The rapid growth of bitcoin treasury companies has created what some observers have dubbed an ‘infinite money glitch’ in financial markets. These publicly traded companies, most notably Strategy (formerly MicroStrategy), have discovered a seemingly perpetual cycle of raising capital to buy bitcoin, watching their stock prices soar as bitcoin appreciates, then using their elevated valuations to raise even more capital.
Bitcoin treasury companies are fundamentally different from traditional corporations. Rather than generating revenue through operations, they function as leveraged plays on bitcoin’s price appreciation. Strategy exemplifies this model, having purchased more than 630,000 bitcoin as of September 2025 (now valued at over $70bn) while its stock price has surged over 1,000% since this time two years ago.
These companies operate by holding substantial bitcoin reserves on their balance sheets, financed through debt and equity issuances that create direct transmission channels between crypto market volatility and traditional financial markets.

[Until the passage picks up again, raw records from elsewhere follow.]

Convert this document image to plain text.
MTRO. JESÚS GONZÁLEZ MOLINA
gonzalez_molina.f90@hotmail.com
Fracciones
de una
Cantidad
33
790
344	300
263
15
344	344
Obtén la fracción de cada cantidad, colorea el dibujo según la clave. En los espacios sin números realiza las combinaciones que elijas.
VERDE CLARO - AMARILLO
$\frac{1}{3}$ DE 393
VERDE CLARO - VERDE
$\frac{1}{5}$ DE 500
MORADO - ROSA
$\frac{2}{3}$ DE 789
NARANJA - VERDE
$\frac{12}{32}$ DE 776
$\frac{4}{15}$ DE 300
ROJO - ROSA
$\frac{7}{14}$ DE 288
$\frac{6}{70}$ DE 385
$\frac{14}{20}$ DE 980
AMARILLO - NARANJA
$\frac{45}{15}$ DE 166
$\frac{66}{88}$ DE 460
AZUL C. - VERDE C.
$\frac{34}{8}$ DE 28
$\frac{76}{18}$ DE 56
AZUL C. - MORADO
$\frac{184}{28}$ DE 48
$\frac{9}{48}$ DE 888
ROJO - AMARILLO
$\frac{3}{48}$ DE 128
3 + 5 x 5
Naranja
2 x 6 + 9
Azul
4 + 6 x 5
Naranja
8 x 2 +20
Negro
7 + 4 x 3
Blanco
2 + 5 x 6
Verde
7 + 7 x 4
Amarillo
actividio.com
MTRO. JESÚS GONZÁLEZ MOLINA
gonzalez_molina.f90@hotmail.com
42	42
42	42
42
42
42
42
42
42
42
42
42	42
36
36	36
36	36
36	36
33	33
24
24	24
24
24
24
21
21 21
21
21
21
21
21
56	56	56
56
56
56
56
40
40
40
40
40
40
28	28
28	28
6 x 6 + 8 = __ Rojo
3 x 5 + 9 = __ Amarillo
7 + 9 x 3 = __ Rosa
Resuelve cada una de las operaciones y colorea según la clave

The mechanics reveal interesting financial engineering, reliant on circular or even counterintuitive logic. Companies issue stock to purchase bitcoin and, as bitcoin’s price rises, their treasury holdings increase in value, driving up their stock price, often at an amplified rate in relation to the underlying dollar-denominated gains in their treasury holdings. This enables them to issue more stock at higher prices, creating a self-reinforcing flywheel effect.